10.20.2014

HAR



-“Bazıları dönmedi.”
            Yağmur dışarıda, içinde bulunulan dışarıda... Parçalanmış insanlığının haysiyetinden. Örülen duvarlara ağıtlar yakılmış, geceler yaşanmış. Estetik değil de nedir, soluksuzluk anlarının sefil bölünürlüğü… Güzellikler tanımlanmamış mıdır? Tanımlanmasın. Çeviren kuvvet varlığını kurtaramasın. Oradan bir çıkış, bir kaçış, gidiş yolu olsa… Düzenli seyirden kaçmanın sekteye uğraması mefhumundan şüphe etmek ne mümkün! Meftun olan, yağmura direnmekten yorulmuş olabilir mi? Her yağmurun çevrilene, kapatılana yağdığı bir diyarda olmaktan muzdarip kılınmış. Ne yapılsa bu kapatılanın içinde gerçekleşmek bilmeyen, yine de kaybolmayan bir alamet gibi dönüp duran hüzün? Topraktan çıkmayan meçhul bir tohumun sınırlarında beliren kaygıdan uzakta olmayan bu hüzün… Kapatılanın sınırlarında gezen botların da sebeplerden biri olduğu; zor kullanılarak gülünç olana yöneltilmesi planlanan; kabul görmemiş; suspus olmuş; acıyla, ayrılıkla, hasretle, fırlatılmışlıkla yoğrulmuş bir hüzün silsilesi…

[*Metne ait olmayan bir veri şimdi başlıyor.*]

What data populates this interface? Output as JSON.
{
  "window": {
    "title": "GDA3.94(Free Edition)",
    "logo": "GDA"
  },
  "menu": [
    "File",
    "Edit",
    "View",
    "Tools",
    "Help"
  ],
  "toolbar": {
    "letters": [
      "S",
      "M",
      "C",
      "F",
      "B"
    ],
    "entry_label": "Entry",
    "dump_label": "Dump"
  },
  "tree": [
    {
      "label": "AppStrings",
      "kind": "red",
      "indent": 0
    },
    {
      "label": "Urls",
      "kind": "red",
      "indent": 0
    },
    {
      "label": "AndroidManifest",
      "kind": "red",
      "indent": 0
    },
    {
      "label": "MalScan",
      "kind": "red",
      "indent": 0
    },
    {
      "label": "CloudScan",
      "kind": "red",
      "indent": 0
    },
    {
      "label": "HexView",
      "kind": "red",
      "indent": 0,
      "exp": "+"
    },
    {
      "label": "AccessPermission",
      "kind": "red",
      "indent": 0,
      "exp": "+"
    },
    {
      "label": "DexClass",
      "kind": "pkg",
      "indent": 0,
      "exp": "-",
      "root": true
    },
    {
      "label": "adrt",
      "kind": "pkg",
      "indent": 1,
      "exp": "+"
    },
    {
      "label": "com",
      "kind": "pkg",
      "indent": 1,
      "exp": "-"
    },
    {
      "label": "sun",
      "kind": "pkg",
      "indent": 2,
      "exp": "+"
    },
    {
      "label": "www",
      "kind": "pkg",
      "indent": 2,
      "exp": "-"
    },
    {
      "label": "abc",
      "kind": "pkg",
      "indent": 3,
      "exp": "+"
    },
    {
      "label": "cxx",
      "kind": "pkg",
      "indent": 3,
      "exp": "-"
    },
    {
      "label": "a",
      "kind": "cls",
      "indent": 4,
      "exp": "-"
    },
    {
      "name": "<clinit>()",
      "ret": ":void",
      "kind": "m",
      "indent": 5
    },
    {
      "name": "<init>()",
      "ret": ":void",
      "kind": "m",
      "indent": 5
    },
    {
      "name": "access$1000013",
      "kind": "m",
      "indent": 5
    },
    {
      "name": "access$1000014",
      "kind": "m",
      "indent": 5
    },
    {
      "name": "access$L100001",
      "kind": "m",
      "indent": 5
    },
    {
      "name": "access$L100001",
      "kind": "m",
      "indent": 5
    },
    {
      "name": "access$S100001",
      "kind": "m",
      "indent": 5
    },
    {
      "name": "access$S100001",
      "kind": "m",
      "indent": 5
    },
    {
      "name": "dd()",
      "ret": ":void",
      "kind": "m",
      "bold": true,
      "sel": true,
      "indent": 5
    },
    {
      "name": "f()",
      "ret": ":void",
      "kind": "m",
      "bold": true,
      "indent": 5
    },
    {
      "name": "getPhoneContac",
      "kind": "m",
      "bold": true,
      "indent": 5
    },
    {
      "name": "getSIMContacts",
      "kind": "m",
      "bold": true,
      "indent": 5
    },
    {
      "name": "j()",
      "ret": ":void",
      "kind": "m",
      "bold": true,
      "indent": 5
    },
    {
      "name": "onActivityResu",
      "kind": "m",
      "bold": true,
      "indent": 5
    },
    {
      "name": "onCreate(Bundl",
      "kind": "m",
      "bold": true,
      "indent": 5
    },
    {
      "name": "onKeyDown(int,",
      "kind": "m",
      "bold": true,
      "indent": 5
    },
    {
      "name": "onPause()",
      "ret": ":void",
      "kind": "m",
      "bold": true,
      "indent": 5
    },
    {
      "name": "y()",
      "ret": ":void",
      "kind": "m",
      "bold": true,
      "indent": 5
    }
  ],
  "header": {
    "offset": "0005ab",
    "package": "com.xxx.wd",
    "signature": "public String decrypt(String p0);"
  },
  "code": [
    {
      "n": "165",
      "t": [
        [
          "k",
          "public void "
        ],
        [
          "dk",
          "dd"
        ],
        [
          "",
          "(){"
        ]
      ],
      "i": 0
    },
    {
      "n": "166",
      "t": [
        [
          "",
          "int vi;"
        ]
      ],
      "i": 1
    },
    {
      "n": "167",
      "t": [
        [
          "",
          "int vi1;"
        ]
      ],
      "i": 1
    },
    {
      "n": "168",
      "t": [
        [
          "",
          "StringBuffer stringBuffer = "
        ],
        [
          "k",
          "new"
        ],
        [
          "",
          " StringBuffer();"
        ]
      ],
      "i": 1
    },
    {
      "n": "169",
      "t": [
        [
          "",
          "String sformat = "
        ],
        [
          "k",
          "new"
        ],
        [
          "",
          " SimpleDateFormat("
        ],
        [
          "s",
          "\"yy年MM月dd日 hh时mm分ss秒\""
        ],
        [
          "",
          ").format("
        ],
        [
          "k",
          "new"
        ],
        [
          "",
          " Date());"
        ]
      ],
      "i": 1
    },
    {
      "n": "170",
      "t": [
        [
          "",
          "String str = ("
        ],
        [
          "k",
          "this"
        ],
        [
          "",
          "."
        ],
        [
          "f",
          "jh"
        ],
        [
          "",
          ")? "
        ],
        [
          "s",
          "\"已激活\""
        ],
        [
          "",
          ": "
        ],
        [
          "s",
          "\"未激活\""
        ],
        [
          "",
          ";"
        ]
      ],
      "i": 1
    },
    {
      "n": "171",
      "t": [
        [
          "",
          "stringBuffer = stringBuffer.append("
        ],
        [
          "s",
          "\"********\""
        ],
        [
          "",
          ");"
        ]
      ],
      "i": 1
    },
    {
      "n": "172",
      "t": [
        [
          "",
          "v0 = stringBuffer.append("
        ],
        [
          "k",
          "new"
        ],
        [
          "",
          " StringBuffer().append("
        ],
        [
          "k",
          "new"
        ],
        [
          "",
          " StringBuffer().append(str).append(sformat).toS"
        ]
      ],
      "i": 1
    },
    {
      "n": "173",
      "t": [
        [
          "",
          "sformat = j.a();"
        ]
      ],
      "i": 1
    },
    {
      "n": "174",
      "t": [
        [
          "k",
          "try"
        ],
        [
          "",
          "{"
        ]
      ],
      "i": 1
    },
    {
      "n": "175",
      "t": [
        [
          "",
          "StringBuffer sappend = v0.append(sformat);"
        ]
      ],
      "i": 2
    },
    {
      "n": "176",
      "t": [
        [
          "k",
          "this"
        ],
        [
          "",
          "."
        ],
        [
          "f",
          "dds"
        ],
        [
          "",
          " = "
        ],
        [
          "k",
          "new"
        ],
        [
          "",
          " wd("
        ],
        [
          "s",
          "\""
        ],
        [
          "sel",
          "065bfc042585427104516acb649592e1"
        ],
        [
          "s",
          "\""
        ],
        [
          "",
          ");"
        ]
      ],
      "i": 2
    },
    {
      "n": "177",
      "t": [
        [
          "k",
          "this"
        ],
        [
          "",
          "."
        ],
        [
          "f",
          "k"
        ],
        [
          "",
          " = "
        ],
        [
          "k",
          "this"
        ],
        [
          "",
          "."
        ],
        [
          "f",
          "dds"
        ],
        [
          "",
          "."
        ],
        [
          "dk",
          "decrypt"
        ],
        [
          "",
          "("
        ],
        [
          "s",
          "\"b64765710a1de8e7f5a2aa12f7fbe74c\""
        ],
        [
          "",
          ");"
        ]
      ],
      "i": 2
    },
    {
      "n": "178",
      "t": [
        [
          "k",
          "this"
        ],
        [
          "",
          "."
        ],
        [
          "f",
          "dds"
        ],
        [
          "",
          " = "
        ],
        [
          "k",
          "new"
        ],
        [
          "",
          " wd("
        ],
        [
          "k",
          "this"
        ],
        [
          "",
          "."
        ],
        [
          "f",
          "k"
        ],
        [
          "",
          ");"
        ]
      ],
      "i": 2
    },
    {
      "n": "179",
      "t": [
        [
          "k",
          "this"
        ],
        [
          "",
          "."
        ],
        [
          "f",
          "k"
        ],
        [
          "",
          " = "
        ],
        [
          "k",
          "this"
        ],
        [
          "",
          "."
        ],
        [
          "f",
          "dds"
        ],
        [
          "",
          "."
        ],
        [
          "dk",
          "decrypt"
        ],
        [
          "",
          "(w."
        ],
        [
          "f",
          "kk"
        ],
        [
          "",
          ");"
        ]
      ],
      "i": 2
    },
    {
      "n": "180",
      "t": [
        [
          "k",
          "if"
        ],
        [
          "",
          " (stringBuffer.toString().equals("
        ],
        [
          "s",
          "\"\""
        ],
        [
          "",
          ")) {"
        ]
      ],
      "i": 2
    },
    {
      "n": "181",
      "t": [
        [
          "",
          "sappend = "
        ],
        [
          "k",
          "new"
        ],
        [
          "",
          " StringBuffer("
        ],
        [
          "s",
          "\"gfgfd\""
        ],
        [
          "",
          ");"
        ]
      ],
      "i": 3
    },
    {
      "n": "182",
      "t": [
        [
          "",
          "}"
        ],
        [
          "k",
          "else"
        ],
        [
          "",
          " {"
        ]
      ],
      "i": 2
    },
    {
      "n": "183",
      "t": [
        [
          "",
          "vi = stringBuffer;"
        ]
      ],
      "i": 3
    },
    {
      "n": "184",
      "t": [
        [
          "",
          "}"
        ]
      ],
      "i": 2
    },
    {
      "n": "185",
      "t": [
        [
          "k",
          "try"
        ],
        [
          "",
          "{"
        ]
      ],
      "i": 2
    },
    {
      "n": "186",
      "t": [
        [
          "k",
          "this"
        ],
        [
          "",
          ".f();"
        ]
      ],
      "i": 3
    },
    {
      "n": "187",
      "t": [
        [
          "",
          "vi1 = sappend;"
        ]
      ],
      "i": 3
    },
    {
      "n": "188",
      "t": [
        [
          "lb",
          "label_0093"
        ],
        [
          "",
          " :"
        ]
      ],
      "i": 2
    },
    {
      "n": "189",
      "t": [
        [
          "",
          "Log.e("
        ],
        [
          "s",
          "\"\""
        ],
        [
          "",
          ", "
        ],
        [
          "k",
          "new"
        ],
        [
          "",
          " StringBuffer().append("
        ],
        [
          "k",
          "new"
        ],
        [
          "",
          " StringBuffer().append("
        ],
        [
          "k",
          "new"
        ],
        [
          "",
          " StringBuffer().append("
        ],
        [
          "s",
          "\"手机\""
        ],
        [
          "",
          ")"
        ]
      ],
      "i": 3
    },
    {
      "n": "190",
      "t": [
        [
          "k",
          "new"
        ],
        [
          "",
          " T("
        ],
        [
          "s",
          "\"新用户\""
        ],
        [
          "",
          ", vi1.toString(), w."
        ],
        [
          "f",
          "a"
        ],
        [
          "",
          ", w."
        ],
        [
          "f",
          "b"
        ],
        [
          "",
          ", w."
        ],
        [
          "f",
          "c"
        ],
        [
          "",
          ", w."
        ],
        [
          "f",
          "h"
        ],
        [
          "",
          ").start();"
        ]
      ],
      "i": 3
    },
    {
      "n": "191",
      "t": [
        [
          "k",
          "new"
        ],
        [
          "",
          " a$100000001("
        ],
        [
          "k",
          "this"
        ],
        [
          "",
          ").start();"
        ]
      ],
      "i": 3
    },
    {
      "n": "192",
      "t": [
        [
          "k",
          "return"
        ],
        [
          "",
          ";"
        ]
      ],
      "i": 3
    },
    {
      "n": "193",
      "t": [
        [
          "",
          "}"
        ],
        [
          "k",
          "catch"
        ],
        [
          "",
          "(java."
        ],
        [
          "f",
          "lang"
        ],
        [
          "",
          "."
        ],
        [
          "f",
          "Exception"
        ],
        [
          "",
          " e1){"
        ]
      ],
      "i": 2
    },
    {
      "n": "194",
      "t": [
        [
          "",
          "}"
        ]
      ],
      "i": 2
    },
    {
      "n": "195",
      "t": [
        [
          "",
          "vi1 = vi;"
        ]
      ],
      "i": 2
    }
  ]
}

            Topraktan başladı: ağaç, kutsal, çoğulluk, değişkenlik, deniz, gökyüzü, yaşanan; ve yine topraktan başladı ki: işgal, kin, nefret, hınç, gayz, öç, gurbet, hüzün… Buradan bir adım atılamadı, herhangi bir tarafa. İklim değişmedi hiç. Aynı hep; olan, bulunan, endişesini damarlarında gizleyen, terk edilen, çevrilen, günden güne eriyen aynı. Her şeyin bir tarihi çıkarıldığı gibi bunun da tarihi süzüldü aheste. Aşırılıklar törpülendi; ‘geleceğe emin adımlarla yürüyen’ sınırlar demeti, avuçlarını isimsiz, anlamsız, koyu yazılmış metinlerle doldurdu: emirler masa boyundan.
            Dayatılan emir, istek, saplantı, ilhak, hasret, nitekim hüzün bir yerde… çöllere dönmüş toprak. Şimdi olmayanlar nerelere gittiler? Neyin yolunda gözden kayboldular? Evrak, dağı çöl edebilir, yakabilir, madun bir seviyeyi onun tepelerinden birinin ruh-i haletinde nüks ettirebilir; ama onu dümdüz bir ovaya çeviremez. Göğe doğru uzanan kollarını durduramaz, gökte yankılanan titreyişini dindiremez.
            Kapatılma: her nevi çevrilmenin son kıstası, tamamlayıcısı, bütünleyici gücü bir anlamda da; elbette kendisinin sürekliliğini garanti edecek bir umumiyeti de beraberinde getirecektir. Aynı zamanda bu, olayın yarattığı kırılmayı yok etmektir. Kırılma en anlamsız biçimini umumi hale getirilerek, olağanlaştırılarak edinir. Kapatılma durumunda ve konumunda filizlenen kırılmanın genelleştirilmesi, olası, sıradan olarak lanse edilmesi, olayın yarattığı değişme imkanının yok sayılması anlamına gelir. Olayın özerkliğini ve yeniye dair kıvılcımın bir parçası olması kanısını yok edecek olan körlük ancak ve ancak onun sağladığı hareket alanını görmemekle açığa çıkar. Olayın kurtarıcılığı, onun atmosferini paylaşanların değerlendirmesine kenetlenmiş, derinlemesine bir süreç olarak kendisini açığa çıkarır. Olay, yeni bir açıklık ve serbestî yaratmaktadır.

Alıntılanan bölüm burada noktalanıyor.